Assim compreendido, o exercício dialógico propicia a formação e reconhecimento das identidades individuais e coletivas e pode ser exercido tanto no plano íntimo, através da relação do indivíduo com os outros membros de sua família, como no plano social, na esfera pública, através da política de reconhecimento igualitário que gera a identidade dos membros que compõem as comunidades. Portanto, os homens são agentes corporificados que vivem em condições dialógicas e habitam o tempo de uma forma especificamente humana. Neste sentido, os homens possuem a capacidade de conferir sentido às suas vidas mediante uma história que liga o passado do qual vieram com o futuro, isto é, com os projetos de vida que ainda estão por realizar-se.

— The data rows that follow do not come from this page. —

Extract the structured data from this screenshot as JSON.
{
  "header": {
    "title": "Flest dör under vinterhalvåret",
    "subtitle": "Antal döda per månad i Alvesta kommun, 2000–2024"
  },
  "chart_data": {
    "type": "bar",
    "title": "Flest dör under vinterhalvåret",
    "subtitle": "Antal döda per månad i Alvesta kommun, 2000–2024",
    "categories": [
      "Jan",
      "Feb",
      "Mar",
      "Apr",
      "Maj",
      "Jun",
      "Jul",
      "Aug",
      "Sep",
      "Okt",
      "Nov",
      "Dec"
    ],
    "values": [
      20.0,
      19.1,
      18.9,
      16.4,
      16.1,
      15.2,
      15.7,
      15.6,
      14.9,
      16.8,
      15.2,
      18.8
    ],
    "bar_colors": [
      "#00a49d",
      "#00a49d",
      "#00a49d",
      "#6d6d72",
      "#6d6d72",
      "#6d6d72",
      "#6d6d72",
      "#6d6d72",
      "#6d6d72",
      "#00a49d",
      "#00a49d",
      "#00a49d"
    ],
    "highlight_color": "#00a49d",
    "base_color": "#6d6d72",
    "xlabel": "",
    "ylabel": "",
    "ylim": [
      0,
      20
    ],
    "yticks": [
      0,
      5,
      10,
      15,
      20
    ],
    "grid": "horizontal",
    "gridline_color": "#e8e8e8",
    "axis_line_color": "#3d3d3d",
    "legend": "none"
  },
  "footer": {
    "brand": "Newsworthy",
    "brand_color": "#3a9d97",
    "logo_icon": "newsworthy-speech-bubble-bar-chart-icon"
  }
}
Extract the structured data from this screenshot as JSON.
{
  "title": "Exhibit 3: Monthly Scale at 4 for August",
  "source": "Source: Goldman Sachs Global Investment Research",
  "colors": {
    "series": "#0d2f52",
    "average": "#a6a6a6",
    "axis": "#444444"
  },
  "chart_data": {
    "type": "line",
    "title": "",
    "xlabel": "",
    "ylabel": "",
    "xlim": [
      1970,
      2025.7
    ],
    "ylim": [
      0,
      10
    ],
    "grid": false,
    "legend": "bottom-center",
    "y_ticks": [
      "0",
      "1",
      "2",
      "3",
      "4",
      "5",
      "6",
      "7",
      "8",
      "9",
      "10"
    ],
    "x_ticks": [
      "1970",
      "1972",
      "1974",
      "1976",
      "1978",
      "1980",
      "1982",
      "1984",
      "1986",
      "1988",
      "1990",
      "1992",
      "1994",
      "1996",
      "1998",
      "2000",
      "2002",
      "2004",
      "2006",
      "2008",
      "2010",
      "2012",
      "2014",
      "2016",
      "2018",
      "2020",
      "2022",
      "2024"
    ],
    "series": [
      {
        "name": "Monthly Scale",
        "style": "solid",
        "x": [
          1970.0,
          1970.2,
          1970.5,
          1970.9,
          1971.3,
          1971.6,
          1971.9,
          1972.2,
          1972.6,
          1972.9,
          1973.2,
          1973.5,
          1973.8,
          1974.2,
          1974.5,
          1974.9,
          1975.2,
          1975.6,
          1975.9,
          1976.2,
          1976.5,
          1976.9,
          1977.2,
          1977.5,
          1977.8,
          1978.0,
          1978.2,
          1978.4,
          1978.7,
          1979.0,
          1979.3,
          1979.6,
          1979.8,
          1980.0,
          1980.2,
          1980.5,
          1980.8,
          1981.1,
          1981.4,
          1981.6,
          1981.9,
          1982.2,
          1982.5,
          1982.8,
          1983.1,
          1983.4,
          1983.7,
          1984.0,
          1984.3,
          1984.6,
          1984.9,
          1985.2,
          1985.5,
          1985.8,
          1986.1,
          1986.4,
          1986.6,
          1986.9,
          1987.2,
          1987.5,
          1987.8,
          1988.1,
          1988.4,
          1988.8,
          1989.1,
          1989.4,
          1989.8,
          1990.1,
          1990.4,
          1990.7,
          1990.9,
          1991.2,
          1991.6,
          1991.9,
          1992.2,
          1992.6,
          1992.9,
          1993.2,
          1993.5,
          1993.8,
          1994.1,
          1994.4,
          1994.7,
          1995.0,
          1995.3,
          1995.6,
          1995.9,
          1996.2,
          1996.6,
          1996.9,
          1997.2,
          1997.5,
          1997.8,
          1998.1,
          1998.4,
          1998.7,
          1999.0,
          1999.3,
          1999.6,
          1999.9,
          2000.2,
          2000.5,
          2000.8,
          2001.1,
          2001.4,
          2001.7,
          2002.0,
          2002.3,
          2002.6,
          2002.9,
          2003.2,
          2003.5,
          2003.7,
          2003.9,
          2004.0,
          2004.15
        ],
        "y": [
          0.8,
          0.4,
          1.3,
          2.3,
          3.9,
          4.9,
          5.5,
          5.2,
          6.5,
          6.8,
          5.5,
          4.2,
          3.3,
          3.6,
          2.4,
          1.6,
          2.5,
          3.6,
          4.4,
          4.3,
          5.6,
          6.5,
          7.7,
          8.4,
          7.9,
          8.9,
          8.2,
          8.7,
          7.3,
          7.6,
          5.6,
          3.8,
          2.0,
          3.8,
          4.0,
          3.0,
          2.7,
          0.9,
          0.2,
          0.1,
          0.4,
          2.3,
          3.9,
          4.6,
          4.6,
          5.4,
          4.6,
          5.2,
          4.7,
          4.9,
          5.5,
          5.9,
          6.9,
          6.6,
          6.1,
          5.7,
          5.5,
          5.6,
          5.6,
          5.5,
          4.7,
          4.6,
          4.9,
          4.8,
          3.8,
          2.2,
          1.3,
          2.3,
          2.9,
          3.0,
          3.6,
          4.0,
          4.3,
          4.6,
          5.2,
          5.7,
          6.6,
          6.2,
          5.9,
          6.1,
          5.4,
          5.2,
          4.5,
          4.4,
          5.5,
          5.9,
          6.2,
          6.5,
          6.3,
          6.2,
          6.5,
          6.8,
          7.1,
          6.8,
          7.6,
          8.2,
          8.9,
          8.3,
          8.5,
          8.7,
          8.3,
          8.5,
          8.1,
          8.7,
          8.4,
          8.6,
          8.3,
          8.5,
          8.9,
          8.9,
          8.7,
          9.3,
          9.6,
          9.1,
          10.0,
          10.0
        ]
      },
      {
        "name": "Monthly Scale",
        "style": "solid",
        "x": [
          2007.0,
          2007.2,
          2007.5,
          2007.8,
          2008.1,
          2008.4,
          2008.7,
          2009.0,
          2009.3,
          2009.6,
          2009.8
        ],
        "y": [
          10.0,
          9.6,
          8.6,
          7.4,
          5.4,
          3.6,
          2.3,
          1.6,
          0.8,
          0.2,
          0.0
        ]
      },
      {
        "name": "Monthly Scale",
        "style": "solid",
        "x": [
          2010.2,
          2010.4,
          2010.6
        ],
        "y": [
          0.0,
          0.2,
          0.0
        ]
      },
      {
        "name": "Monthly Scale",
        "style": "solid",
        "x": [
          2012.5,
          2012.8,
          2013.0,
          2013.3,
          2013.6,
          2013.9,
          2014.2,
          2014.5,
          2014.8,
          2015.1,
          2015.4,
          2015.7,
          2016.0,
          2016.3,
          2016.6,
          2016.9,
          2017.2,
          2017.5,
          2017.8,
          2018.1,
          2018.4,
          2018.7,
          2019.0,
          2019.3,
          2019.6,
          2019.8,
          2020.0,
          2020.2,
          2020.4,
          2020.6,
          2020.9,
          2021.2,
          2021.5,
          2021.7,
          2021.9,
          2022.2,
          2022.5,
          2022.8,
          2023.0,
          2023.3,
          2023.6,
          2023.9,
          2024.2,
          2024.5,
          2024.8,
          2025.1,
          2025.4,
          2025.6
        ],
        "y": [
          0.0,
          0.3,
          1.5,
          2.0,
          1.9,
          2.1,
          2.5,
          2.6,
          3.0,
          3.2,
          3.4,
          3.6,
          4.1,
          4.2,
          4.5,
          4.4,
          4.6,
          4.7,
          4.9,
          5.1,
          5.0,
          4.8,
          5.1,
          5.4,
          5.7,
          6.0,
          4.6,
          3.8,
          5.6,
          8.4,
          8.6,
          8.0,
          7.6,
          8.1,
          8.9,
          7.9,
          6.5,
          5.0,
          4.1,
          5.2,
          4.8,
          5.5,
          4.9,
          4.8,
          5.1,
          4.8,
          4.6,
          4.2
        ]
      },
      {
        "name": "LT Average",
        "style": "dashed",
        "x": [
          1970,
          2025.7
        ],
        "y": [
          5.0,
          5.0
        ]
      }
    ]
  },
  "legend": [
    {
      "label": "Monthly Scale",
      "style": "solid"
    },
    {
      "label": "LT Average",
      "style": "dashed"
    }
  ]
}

Alysson Assunção Andrade é mestre em filosofia pela Faculdade Jesuíta de Filosofia e Teologia (Faje), em Belo Horizonte.


PALESTRA E CURSO
O filósofo canadense Charles Taylor participa em Belo Horizonte, nos dias 6 e 7, de conferências na Faculdade Jesuíta de Filosofia e Teologia (Faje) e na PUC Minas. No dia 6, às 10h, na Faje (Av. Cristiano Guimarães, 2.127, Planalto, (31) 3115-7013), ele profere a palestra “Pertença religiosa num mundo secular”; no dia seguinte, ele fala na PUC Minas, às 19h (Av. Dom José Gaspar, 500, Coração Eucarístico, (31) 3319-4633). Está também programado minicurso sobre as ideias do pensador, nos dias 6 e 7, das 14h às 15h40, na Faje.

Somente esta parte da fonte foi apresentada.